Vor der Tür des Salons klingeln die Glöckchen. In der Tat, ich vergaß - das Paradies ist schon da, allerdings anders, als ich es im Theologiestudium gelernt habe. Der Garten Eden ist im Einkaufsparadies erschienen, Familienglück verheißt der Besuch im Konsumtempel. Als ich das Einkaufszentrum verlasse, sitzt die Frisur perfekt. So richtig glücklich bin ich nicht.

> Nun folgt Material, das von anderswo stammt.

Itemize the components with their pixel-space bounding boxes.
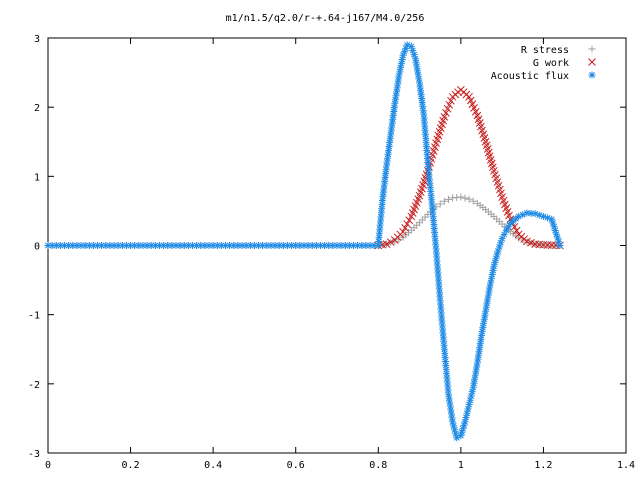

Wo bleibt der freie Tag, die Ruhezeit, die Gott seinen Menschen geschenkt hat, in der Welt der Einkaufszentren, in der Arbeitsrealität eines berufstätigen jungen Paares mit Kind?
Ich merke, wie sehr ich den Feierabend brauche, unverplante, freie Zeit mit meinem Kind. Andere brauchen das offensichtlich nicht. Und viele, die es bräuchten, für die ist das ein Luxus, den sie sich nicht leisten können oder der ihnen verwehrt wird.
Trotzdem möchte ich die Forderung nach diesem Luxus nicht kampflos aufgeben. Für meinen Friseur, für seine kleine Familie. Das Paradies sieht anders aus, als es das Einkaufszentrum vorgaukelt.